Hello there,

My case is a bit complex. I have 8 networks, one of which is the global server for all of them.

My aim is to train my network for one epoch in those 7 networks, then try to take the weighted average of their gradients, and replace the aggregated gradients for the 8th network and make one step with aggregated gradients, also called Federated Learning.
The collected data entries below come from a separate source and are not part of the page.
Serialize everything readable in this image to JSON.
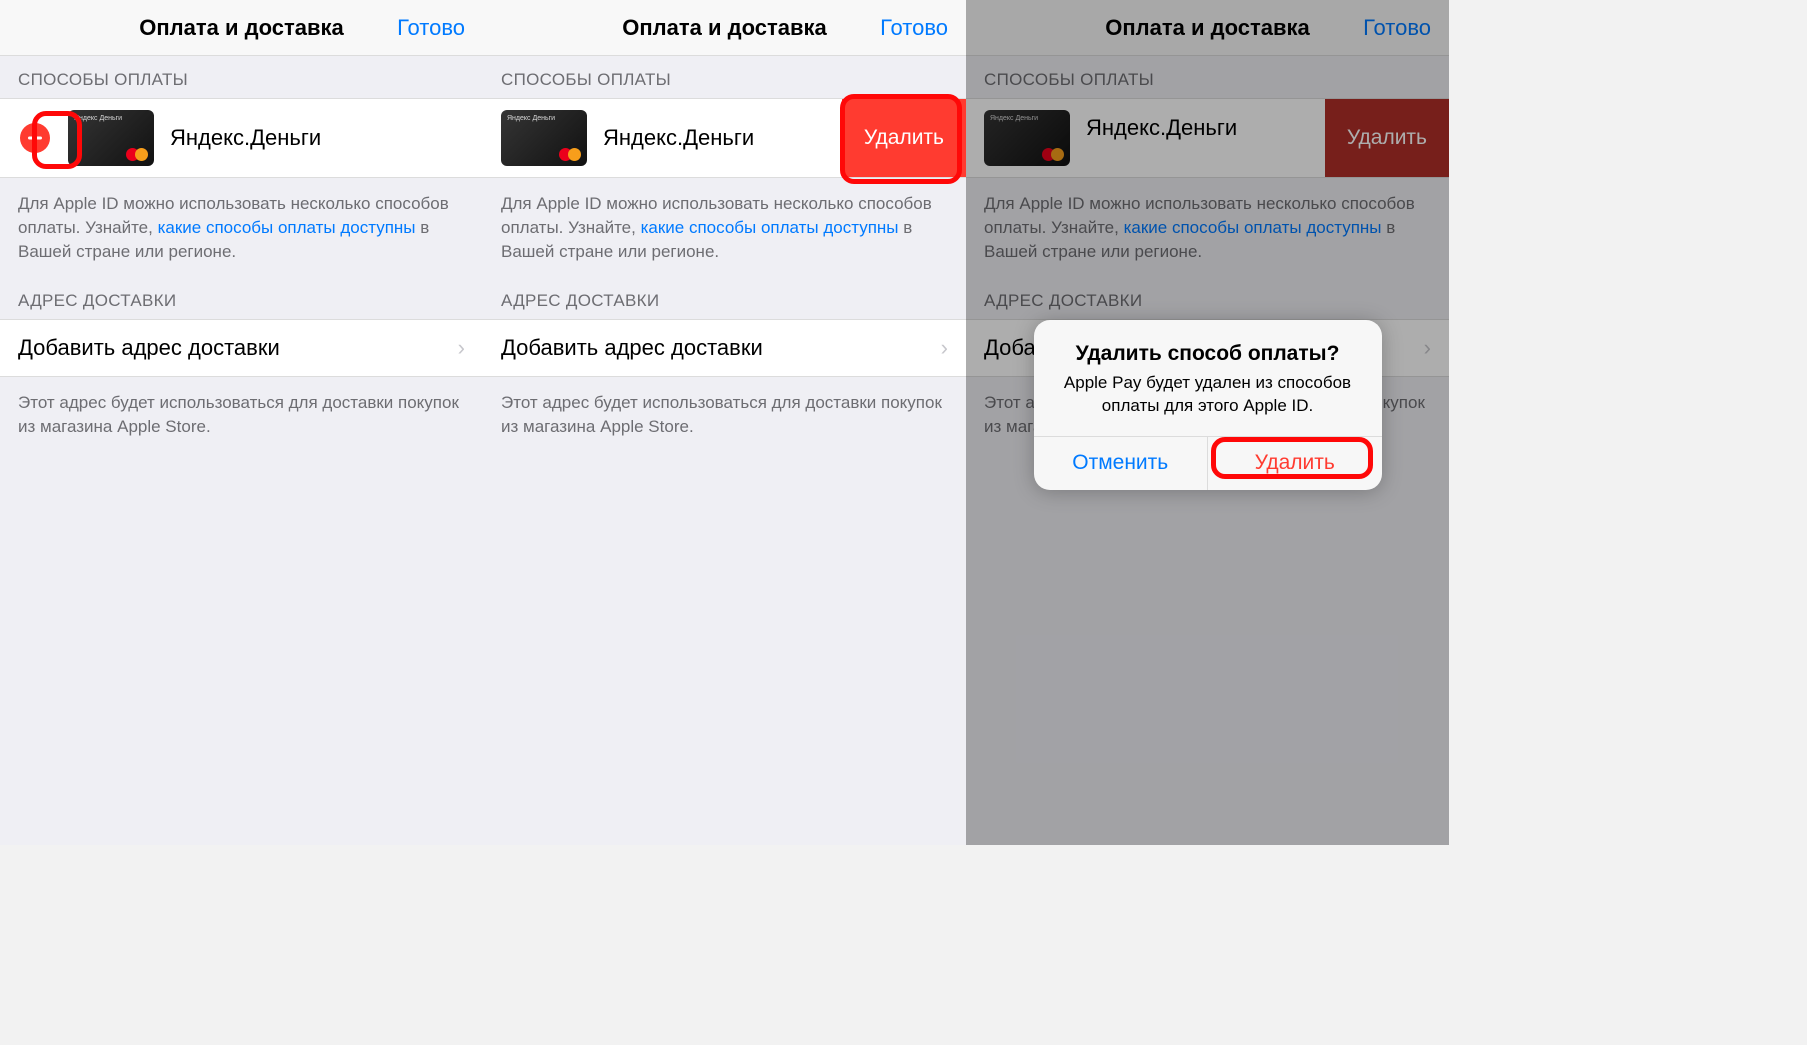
{
  "nav": {
    "title": "Оплата и доставка",
    "done": "Готово"
  },
  "payment": {
    "header": "СПОСОБЫ ОПЛАТЫ",
    "card_label": "Яндекс.Деньги",
    "card_brand": "Яндекс Деньги",
    "delete_label": "Удалить",
    "note_prefix": "Для Apple ID можно использовать несколько способов оплаты. Узнайте, ",
    "note_link": "какие способы оплаты доступны",
    "note_suffix": " в Вашей стране или регионе."
  },
  "shipping": {
    "header": "АДРЕС ДОСТАВКИ",
    "add_label": "Добавить адрес доставки",
    "note": "Этот адрес будет использоваться для доставки покупок из магазина Apple Store."
  },
  "alert": {
    "title": "Удалить способ оплаты?",
    "message": "Apple Pay будет удален из способов оплаты для этого Apple ID.",
    "cancel": "Отменить",
    "delete": "Удалить"
  }
}
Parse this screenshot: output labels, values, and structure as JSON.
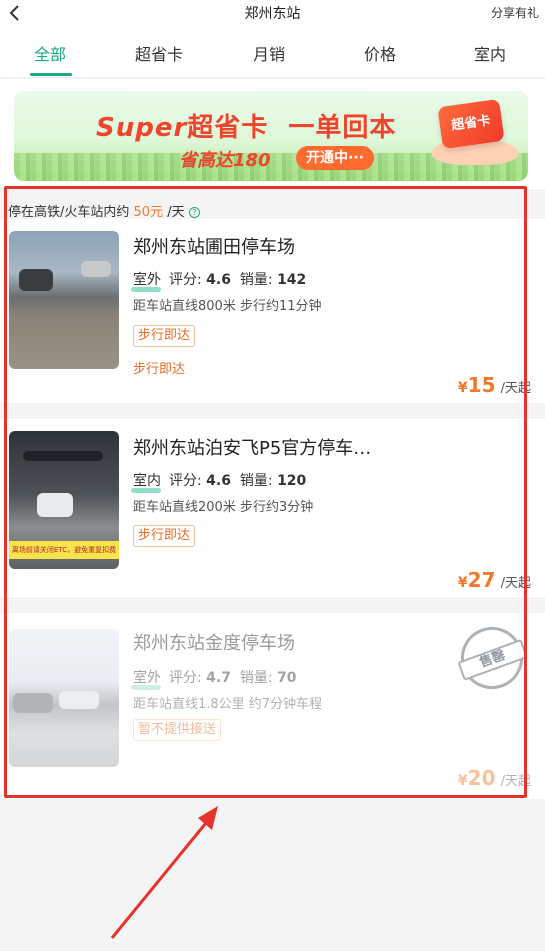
{
  "header": {
    "title": "郑州东站",
    "share_label": "分享有礼",
    "back_icon": "chevron-left-icon"
  },
  "tabs": [
    {
      "label": "全部",
      "active": true
    },
    {
      "label": "超省卡",
      "active": false
    },
    {
      "label": "月销",
      "active": false
    },
    {
      "label": "价格",
      "active": false
    },
    {
      "label": "室内",
      "active": false
    }
  ],
  "banner": {
    "brand_latin": "Super",
    "brand_cn": "超省卡",
    "headline": "一单回本",
    "sub": "省高达180",
    "pill": "开通中···",
    "card_label": "超省卡"
  },
  "note": {
    "prefix": "停在高铁/火车站内约",
    "price": "50元",
    "suffix": "/天",
    "help_icon": "question-circle-icon"
  },
  "parkings": [
    {
      "name": "郑州东站圃田停车场",
      "env": "室外",
      "rating_label": "评分:",
      "rating": "4.6",
      "sales_label": "销量:",
      "sales": "142",
      "distance": "距车站直线800米 步行约11分钟",
      "tag": "步行即达",
      "extra": "步行即达",
      "yen": "¥",
      "price": "15",
      "unit": "/天起"
    },
    {
      "name": "郑州东站泊安飞P5官方停车…",
      "env": "室内",
      "rating_label": "评分:",
      "rating": "4.6",
      "sales_label": "销量:",
      "sales": "120",
      "distance": "距车站直线200米 步行约3分钟",
      "tag": "步行即达",
      "photo_caption": "离场前请关闭ETC，避免重复扣费",
      "yen": "¥",
      "price": "27",
      "unit": "/天起"
    },
    {
      "name": "郑州东站金度停车场",
      "env": "室外",
      "rating_label": "评分:",
      "rating": "4.7",
      "sales_label": "销量:",
      "sales": "70",
      "distance": "距车站直线1.8公里 约7分钟车程",
      "tag": "暂不提供接送",
      "sold_out": "售罄",
      "yen": "¥",
      "price": "20",
      "unit": "/天起"
    }
  ],
  "colors": {
    "accent": "#1aa886",
    "price": "#f07a2b",
    "highlight_box": "#e5322b"
  }
}
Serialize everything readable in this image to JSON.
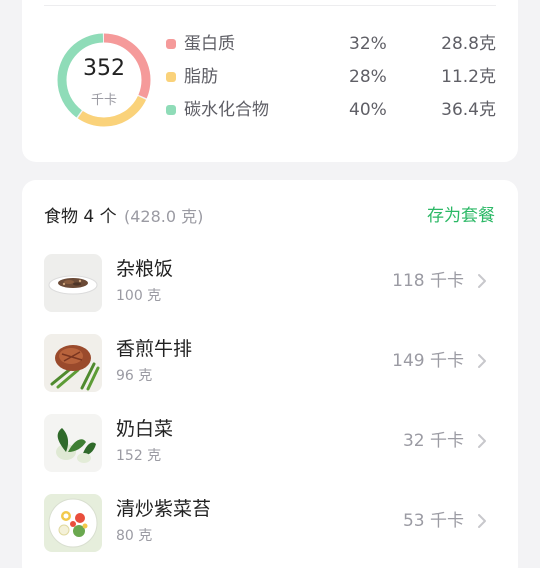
{
  "summary": {
    "total_kcal": "352",
    "kcal_unit": "千卡",
    "macros": [
      {
        "name": "蛋白质",
        "percent": "32%",
        "amount": "28.8克",
        "color": "#f59a9a",
        "fraction": 0.32
      },
      {
        "name": "脂肪",
        "percent": "28%",
        "amount": "11.2克",
        "color": "#fad27a",
        "fraction": 0.28
      },
      {
        "name": "碳水化合物",
        "percent": "40%",
        "amount": "36.4克",
        "color": "#8fdcb8",
        "fraction": 0.4
      }
    ]
  },
  "food_list": {
    "title": "食物 4 个",
    "total_weight": "(428.0 克)",
    "save_label": "存为套餐",
    "items": [
      {
        "name": "杂粮饭",
        "weight": "100 克",
        "kcal": "118 千卡",
        "icon": "grain-rice-plate"
      },
      {
        "name": "香煎牛排",
        "weight": "96 克",
        "kcal": "149 千卡",
        "icon": "steak-with-asparagus"
      },
      {
        "name": "奶白菜",
        "weight": "152 克",
        "kcal": "32 千卡",
        "icon": "bok-choy"
      },
      {
        "name": "清炒紫菜苔",
        "weight": "80 克",
        "kcal": "53 千卡",
        "icon": "salad-plate"
      }
    ]
  }
}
However, it does not work the way it is supposed to. My main questions are:

1- Can I take store each worker’s gradients using:

```
grads = []
for p in net.parameters():
grads.append(p.grad)
```

2- Also, can I aggregate gradients by using `sbs_grad = copy.deepcopy(temp_grad)`

to the first one, then adding on top of that using

```
for j in range(len(sbs_grad)):
sbs_grad[j] += temp_grad[j]
```

then dividing it by the number of workers?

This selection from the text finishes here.